Combatting Genesis Market was a priority for law enforcement and partners due to its size. By leveraging domestic and international partnerships, law enforcement demonstrated that its reach can be just as borderless and effective as that of cybercriminals.

The United States Federal Bureau of Investigation (FBI) led this international operation and worked with the RCMP’s National Cybercrime Coordination Centre (NC3) and the Canadian Radio-television and Telecommunications Commission (CRTC) to identify a significant number of Genesis Market users in Canada. Together, they worked with 28 Canadian police services to enable participation in the sequenced global day of action. Europol’s European Cybercrime Centre and Joint Cybercrime Action Taskforce (J-CAT) provided the essential mechanism for sharing this information and target enrichment.

Using the information provided by the FBI and NC3, Canadian police services began leading search warrants, device seizures and cease and desist communications on April 4.

With the majority of Canadian Genesis users residing in Quebec, the CRTC and Sûreté du Québec (SQ) played a significant role in investigating high-level users and executing warrants. The SQ also helped in coordinating with additional Québec-based authorities.
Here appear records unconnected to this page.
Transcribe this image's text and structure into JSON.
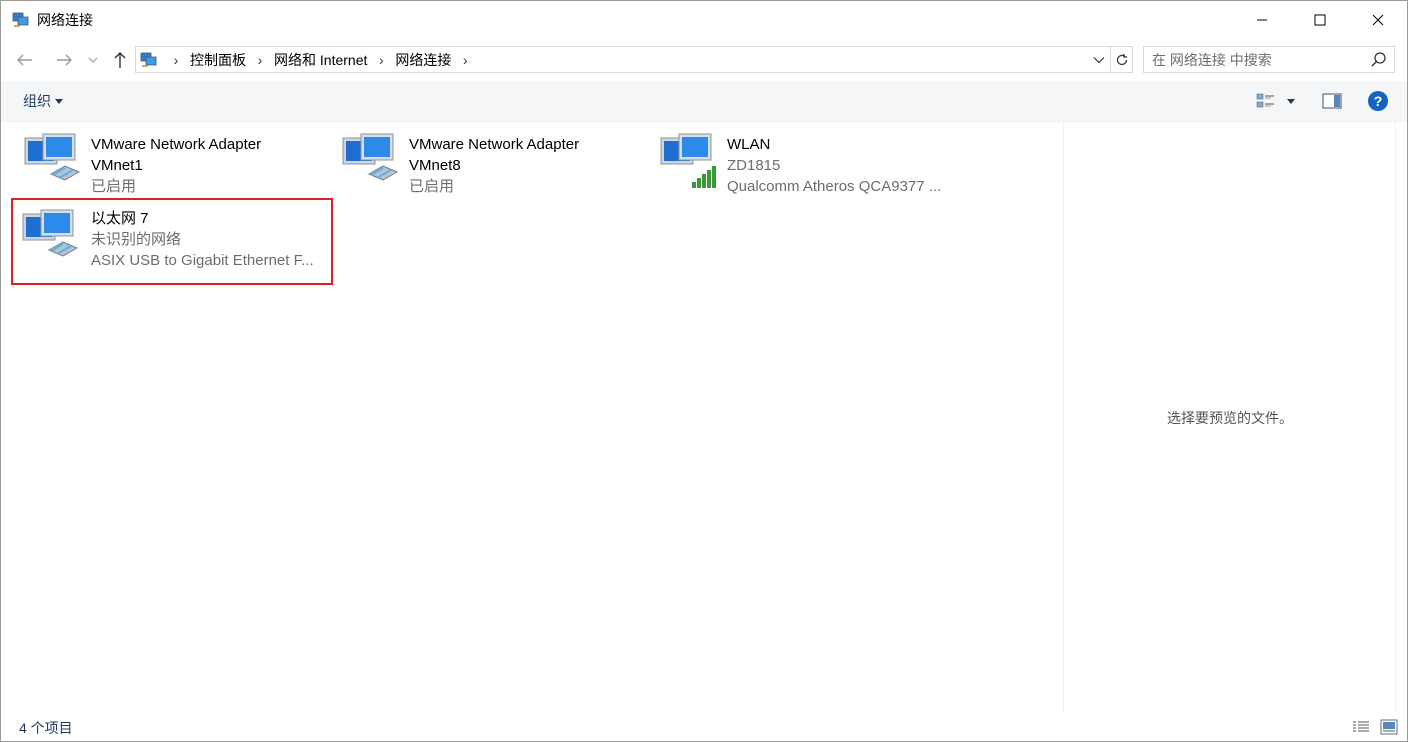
{
  "window": {
    "title": "网络连接",
    "colors": {
      "accent": "#0078d7",
      "selection_outline": "#e02020",
      "secondary_text": "#6d6d6d",
      "command_text": "#1e395b"
    }
  },
  "nav": {
    "breadcrumbs": [
      "控制面板",
      "网络和 Internet",
      "网络连接"
    ],
    "search_placeholder": "在 网络连接 中搜索"
  },
  "command_bar": {
    "organize_label": "组织",
    "icons": [
      "change-view-icon",
      "preview-pane-icon",
      "help-icon"
    ]
  },
  "items": [
    {
      "name": "VMware Network Adapter",
      "name2": "VMnet1",
      "line2": "",
      "line3": "已启用",
      "icon": "network-adapter-icon",
      "selected": false
    },
    {
      "name": "VMware Network Adapter",
      "name2": "VMnet8",
      "line2": "",
      "line3": "已启用",
      "icon": "network-adapter-icon",
      "selected": false
    },
    {
      "name": "WLAN",
      "name2": "",
      "line2": "ZD1815",
      "line3": "Qualcomm Atheros QCA9377 ...",
      "icon": "wifi-adapter-icon",
      "selected": false
    },
    {
      "name": "以太网 7",
      "name2": "",
      "line2": "未识别的网络",
      "line3": "ASIX USB to Gigabit Ethernet F...",
      "icon": "network-adapter-icon",
      "selected": true
    }
  ],
  "preview": {
    "message": "选择要预览的文件。"
  },
  "status": {
    "item_count": "4 个项目"
  }
}
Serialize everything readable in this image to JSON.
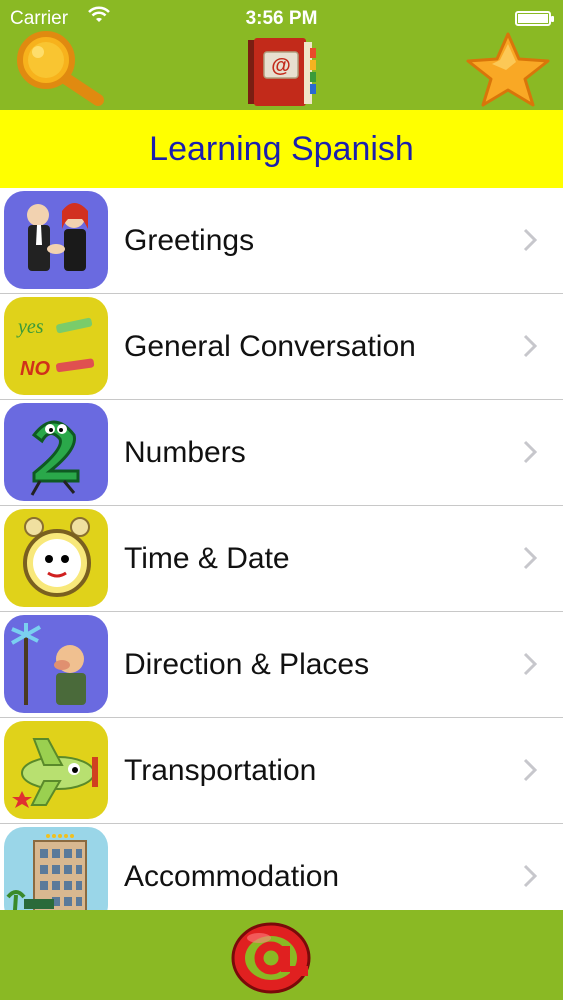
{
  "status_bar": {
    "carrier": "Carrier",
    "time": "3:56 PM"
  },
  "header": {
    "search_icon": "magnifier-icon",
    "logo_icon": "address-book-icon",
    "favorite_icon": "star-icon"
  },
  "title": "Learning Spanish",
  "categories": [
    {
      "label": "Greetings",
      "icon": "handshake-icon",
      "tile_color": "#6a6ae0"
    },
    {
      "label": "General Conversation",
      "icon": "yes-no-icon",
      "tile_color": "#e0d21a"
    },
    {
      "label": "Numbers",
      "icon": "number-two-icon",
      "tile_color": "#6a6ae0"
    },
    {
      "label": "Time & Date",
      "icon": "alarm-clock-icon",
      "tile_color": "#e0d21a"
    },
    {
      "label": "Direction & Places",
      "icon": "signpost-icon",
      "tile_color": "#6a6ae0"
    },
    {
      "label": "Transportation",
      "icon": "airplane-icon",
      "tile_color": "#e0d21a"
    },
    {
      "label": "Accommodation",
      "icon": "hotel-icon",
      "tile_color": "#9ad6e8"
    }
  ],
  "footer": {
    "at_icon": "at-sign-icon"
  },
  "colors": {
    "bar_green": "#8ab924",
    "title_band": "#ffff00",
    "title_text": "#1b1fae"
  }
}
With over 2 million identities listed on Genesis, the FBI has added stolen victim credentials to HaveIBeenPwned and encourage everyone to visit the site to check if their identities were stolen. The Netherlands Police have also developed a portal for people to check their credentials. If you suspect your credentials have been stolen, run an anti-virus check on your device, remove viruses, then change all of your passwords and notify relevant organizations where you would use those credentials to access your online accounts. Canadian victims are encouraged to refer to the Canadian Anti-Fraud Centre for more guidance on what to do if they have been a victim of a cybercrime or fraud.

The RCMP is also asking anyone who has been active on Genesis Market or in contact with Genesis Market administrators to please contact the Canadian Anti-Fraud Centre.

This large-scale operational success can be attributed to strategic partnerships and a willingness of domestic and international partnerships to come together to fight cybercrime.